I agree with your description, but the pizza place case is even simpler: Statistics don't guarantee future single sample properties. 70% fail in the first year. So, 30% don't. Why would it be surprising to see one that didn't? It would be surprising to see none that didn't fail. So, it's expected to see lots that don't fail, Pete's being one of them.

zmgsabst

It’s not even surprising without knowing about Pete: the newspaper isn’t going to publish the many that failed, so their own selection bias is the dominant effect. Even if we take the probability of the group to be the probability of individuals, eg, rolling dice (“1 in 6 people rolls a 4!”).

Lots of them opened, of them 70% failed, and one who didn’t happened to be named Pete.

No more interesting than “Pete rolled a 4!” even though 83% of people don’t.

skybrian

If a newspaper only publishes surprising results, but it’s unsurprising when they appear in the newspaper, then you’ve set up a paradox: a set that only contains nonmembers.

I don’t think it’s valid to define “surprising” in such a self-referential way.
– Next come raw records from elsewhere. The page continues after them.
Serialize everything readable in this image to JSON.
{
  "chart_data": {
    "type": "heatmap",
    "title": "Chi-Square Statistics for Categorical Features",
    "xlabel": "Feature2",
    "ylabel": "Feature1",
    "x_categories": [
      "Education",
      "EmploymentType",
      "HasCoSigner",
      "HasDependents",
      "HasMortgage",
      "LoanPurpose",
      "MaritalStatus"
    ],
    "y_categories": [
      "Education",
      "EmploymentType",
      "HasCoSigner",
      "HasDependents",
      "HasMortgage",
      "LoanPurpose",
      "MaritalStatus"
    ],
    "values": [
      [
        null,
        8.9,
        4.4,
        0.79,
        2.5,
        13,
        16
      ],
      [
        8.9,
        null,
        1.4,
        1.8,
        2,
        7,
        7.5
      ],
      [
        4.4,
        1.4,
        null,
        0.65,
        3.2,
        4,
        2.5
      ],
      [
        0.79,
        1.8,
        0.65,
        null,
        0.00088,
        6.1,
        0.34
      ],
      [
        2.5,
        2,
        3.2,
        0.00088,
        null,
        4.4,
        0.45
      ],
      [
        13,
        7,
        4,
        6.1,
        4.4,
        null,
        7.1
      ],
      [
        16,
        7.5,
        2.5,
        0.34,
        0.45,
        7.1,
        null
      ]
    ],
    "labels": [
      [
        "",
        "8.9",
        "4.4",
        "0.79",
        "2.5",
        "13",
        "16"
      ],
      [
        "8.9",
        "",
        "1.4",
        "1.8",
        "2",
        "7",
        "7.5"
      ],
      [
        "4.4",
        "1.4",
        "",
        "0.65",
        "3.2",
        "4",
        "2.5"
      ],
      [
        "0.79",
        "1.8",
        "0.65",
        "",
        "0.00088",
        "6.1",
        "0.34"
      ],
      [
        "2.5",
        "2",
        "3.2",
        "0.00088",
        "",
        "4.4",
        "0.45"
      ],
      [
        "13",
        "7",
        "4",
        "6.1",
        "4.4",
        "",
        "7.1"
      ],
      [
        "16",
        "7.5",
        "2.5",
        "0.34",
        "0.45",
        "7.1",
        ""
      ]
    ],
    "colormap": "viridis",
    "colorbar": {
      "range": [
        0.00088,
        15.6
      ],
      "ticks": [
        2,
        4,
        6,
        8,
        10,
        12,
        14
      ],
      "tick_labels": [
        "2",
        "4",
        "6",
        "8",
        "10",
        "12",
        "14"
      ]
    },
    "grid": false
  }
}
When something unusual appears in the news, that doesn’t make it common. The probabilities are different before and after applying a filter.

yusina

If 99.9% fail and you see one that didn't, then would it be surprising that it didn't? No! It's not 100%, so there must be some example. For that one it's not surprising.

More precisely, it's not surprising that one exists. It may be surprising that this particular one survived, just as it wouldbe surprising that it's my neighbor who wins the lottery next week. But it's likely that somebody will, so if somebody has won, it won't be a surprise that somebody did.

nemomarx

It doesn't make it a common outcome overall, but it makes it a common outcome for it to appear in the newspaper, right? It's just different meanings of "common".

zmgsabst

I didn’t say that, nor use any self-reference.

> When something unusual appears in the news, that doesn’t make it common.

This in particular isn’t even close to what I said, which was: rare events can be unsurprising in large datasets — as is the case with both dice rolls and restaurants succeeding.

steveBK123

People are also very even worse with conditional probabilities

NoTranslationL

This is a tough problem. I’m working on an app called Reflect [1] that lets you analyze your life’s data and the temptation to draw conclusions from charts and correlations is strong. We added an experiments feature that will let you form hypotheses and it will even flag confounding variables if you track other metrics during your experiments. Still trying to make it even better to avoid drawing false conclusions.

[1] https://apps.apple.com/us/app/reflect-track-anything/id64638...

singularity2001

what's very fascinating in general is that causality is a difficult mathematical concept which only a tiny fraction of the population learns yet everyone is talking about it and "using it"

we do have a pretty good intuition for it but if you look at the details and ask people what is the difference between correlation and causality and how do you distinguish it things get rabbit holey pretty quick

null

[deleted]

qixv

You know, everyone that confuses correlation with causation ends up dying.